Lost in the Tempest

Posted in Feature on December 18, 2002

By Ben Bleiweiss

Many people wrote last week correctly guessing (from my Shakespeare quote) that this would be Tempest Week here at MagicTheGathering.com. Others expressed concern about me quitting Magic. Well, I’m happy to report that it’s the former and not the latter—for now (more on this later).

Ah, Tempest. Those were the days when people couldn’t block (thanks to shadow), spells were used infinite times (thanks to buyback), and people put 2/2 haste, trample, first strike, flying, regenerating, pumpable on the front and back end, sacrificial lambs to draw you a card or make your opponent discard a card into play with a little help from their friends (the Slivers pumping up Mr. Metallic Sliver).

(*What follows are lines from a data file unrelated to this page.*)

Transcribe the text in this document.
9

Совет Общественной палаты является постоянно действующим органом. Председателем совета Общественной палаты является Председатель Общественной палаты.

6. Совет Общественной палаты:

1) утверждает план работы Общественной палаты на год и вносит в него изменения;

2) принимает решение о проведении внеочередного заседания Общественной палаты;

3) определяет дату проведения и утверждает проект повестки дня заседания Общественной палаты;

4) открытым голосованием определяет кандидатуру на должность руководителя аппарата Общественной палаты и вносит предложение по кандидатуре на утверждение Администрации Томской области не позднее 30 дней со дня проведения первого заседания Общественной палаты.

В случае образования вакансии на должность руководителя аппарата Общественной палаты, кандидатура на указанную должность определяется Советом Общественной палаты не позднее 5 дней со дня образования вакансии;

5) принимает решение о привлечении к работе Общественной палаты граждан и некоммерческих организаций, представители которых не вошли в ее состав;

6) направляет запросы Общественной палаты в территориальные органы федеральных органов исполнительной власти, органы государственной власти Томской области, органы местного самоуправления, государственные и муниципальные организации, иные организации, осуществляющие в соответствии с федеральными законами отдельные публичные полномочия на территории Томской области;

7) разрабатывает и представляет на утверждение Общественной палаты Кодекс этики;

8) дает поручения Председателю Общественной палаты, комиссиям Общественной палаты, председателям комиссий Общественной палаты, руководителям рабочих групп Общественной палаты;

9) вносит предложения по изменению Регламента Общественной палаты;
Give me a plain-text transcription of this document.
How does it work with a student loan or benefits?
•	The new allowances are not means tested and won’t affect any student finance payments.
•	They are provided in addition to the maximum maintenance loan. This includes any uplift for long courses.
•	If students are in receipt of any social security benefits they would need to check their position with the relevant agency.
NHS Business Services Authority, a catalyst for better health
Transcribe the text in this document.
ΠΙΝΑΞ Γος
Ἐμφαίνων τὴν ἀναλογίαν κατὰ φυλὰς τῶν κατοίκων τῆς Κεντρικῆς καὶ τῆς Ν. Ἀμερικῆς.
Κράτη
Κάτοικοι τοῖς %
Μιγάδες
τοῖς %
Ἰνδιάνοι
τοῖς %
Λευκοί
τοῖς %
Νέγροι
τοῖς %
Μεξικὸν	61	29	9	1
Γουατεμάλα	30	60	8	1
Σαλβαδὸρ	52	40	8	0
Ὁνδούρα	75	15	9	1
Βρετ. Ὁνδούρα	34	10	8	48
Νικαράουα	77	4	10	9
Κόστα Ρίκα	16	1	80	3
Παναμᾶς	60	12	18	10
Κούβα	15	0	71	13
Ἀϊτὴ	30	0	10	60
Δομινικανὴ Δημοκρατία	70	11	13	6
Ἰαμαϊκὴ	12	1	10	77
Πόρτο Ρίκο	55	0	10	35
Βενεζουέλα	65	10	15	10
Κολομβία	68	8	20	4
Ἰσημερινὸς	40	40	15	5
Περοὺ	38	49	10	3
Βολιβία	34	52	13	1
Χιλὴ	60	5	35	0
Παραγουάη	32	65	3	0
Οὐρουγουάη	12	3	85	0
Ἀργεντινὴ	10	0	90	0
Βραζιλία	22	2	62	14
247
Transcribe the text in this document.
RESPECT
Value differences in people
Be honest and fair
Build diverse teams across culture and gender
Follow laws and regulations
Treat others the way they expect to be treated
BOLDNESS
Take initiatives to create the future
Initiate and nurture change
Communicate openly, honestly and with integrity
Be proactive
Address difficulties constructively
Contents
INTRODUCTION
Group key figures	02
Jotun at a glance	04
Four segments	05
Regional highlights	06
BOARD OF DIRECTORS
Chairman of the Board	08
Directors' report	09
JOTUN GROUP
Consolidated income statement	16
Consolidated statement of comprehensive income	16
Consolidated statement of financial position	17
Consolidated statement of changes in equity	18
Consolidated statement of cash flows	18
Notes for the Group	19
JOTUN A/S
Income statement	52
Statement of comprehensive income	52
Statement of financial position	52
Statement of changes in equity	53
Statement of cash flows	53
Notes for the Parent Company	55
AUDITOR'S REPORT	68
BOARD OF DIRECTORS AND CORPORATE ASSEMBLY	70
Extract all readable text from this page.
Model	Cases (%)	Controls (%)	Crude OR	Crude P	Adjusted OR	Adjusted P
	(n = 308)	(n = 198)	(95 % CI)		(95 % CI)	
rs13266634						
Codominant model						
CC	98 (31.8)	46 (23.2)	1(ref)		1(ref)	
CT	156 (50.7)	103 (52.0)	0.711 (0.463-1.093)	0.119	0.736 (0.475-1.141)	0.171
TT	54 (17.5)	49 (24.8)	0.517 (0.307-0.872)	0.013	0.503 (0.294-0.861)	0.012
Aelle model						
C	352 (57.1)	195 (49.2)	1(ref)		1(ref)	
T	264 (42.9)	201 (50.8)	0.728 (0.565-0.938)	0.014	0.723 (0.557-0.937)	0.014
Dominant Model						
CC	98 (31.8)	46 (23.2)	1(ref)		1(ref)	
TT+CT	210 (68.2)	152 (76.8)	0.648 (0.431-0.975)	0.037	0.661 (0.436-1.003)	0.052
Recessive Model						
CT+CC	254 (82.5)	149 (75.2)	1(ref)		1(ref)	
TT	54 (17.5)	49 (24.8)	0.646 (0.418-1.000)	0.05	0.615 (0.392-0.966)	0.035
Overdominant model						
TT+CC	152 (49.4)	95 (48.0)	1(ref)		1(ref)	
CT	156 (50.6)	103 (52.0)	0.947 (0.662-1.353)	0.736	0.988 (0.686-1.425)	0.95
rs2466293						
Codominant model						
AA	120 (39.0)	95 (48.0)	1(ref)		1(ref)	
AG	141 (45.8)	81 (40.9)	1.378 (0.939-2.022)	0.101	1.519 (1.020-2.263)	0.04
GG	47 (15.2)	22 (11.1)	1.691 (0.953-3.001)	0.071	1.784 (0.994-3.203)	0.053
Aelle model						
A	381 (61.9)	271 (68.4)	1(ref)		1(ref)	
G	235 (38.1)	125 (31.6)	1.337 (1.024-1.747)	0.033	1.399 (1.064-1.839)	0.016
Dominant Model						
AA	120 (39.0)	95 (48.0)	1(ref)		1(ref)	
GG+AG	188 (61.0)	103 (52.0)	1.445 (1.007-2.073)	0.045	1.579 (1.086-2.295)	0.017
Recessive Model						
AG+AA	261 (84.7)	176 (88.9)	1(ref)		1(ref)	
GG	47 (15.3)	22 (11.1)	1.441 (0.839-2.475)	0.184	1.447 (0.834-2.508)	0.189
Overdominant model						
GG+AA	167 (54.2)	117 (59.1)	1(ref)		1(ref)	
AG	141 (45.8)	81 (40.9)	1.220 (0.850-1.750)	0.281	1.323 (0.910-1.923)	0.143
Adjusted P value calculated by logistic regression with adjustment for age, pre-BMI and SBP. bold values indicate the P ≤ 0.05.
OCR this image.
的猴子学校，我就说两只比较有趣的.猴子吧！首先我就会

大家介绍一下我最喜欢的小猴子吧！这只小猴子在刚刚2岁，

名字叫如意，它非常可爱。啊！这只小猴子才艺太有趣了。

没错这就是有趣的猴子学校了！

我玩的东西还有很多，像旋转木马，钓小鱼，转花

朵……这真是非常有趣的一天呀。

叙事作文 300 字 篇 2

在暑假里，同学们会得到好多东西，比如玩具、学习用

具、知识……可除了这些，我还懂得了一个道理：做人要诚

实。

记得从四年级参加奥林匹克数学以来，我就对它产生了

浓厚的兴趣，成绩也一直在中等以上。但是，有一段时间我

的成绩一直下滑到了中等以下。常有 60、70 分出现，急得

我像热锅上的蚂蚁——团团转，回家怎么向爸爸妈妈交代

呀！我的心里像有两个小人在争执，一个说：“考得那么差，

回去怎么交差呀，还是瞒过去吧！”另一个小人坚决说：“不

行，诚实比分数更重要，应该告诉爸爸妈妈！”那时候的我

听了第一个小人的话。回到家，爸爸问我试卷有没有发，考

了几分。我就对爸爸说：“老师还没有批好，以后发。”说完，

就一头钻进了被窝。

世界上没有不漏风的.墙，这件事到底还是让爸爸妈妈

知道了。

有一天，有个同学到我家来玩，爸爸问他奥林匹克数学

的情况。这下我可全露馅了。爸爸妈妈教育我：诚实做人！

As more and more sets get released, the valuation on different cards changes. Some cards become better when aided by a new mechanic, while others become worse. For instance, Gaea's Blessing really put a crimp in Millstone-style decks for a long time, while the creation of Donate made Illusions of Grandeur a tier-one tournament card when it had been complete fodder beforehand.

This week’s column doesn’t look at necessarily the best or worst cards in Tempest. What I’m going to explore are four different types of cards: those which were overlooked but deserve a second glance, those which were initially undervalued but now have found their homes thanks to later sets, those which were considered amazing back in the day but never really lived up to the hype, and those which had their power levels tweaked JUST a touch in a future set to bring them from "could-have-been" to "tournament winner."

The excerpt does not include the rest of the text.